Multi-trait phenotypes drove compositional change
The weak influence of any single trait on abundances indicates that assembly occurred along multiple environmental axes, sometimes in opposing directions. Corroborating this, no combination of a single trait with a single environmental gradient explained net compositional change in either fragments or contiguous forest. However, in contiguous forest, trait syndromes shaped compositional variation along a composite environmental gradient defined by elevation, soil fertility and climatic water deficit (RLQ axis 1). Sites with higher elevation, soil fertility and lower water deficit had species with lower SLA and smaller seeds, the latter being consistent with trait-abundance associations (see above). These results suggest the need to examine the role of trait coordination in determining species’ responses to multiple stressors (Díaz et al., 2015; Shen et al., 2019).
Elevation was the only standalone gradient that significantly explained trait-mediated compositional change, but only in contiguous forest.
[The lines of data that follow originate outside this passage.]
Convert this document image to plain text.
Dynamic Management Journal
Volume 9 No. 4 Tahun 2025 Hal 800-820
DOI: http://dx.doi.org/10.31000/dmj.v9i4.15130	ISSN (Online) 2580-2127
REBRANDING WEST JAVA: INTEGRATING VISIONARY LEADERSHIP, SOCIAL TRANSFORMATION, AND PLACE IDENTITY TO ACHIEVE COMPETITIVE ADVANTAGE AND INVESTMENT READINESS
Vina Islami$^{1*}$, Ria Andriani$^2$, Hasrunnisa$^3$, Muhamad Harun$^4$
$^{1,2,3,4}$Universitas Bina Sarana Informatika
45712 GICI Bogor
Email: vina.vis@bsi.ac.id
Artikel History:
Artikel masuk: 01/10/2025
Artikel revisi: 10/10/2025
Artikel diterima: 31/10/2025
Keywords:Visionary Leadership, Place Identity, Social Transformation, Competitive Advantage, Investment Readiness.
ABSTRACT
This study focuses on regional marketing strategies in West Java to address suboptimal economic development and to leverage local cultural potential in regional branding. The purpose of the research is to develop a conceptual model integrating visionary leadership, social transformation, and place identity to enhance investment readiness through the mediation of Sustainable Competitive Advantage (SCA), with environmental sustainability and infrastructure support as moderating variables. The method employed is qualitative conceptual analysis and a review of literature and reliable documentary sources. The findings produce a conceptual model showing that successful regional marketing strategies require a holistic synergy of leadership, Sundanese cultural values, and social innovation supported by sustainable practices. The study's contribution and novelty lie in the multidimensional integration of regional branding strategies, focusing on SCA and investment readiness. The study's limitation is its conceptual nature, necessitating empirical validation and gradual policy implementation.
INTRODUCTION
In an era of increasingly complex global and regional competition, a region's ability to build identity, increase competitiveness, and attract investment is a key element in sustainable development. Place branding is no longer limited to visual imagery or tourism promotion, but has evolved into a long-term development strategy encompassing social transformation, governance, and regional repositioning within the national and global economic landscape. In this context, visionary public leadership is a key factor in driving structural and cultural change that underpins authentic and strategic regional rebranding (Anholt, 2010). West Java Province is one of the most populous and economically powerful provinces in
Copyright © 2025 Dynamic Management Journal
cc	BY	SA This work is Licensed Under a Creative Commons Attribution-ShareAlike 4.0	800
Read together with trait-abundance associations, compositional change across the elevation gradient was driven by multiple environmental factors acting in concert (Figure S2). In contrast with contiguous forest, trait-environment linkages did not mediate compositional change across fragments. Thus, changes in the abundances of species with different traits along climate gradients did not translate into changes in community-level trait composition in fragments. In particular, fragments being located at higher elevations on average than contiguous forest may have dampened the effects of elevation on trait-mediated changes in composition. Trait-environment linkages may also be disrupted if fragments experience more flux than contiguous forests in species’ recruitment and survival (Collins et al., 2017; Laurance, 2002). Stochastic population dynamics or impact of local microclimate on species performance could obscure or override the role of larger-scale trait-environment linkages that otherwise mediate community assembly.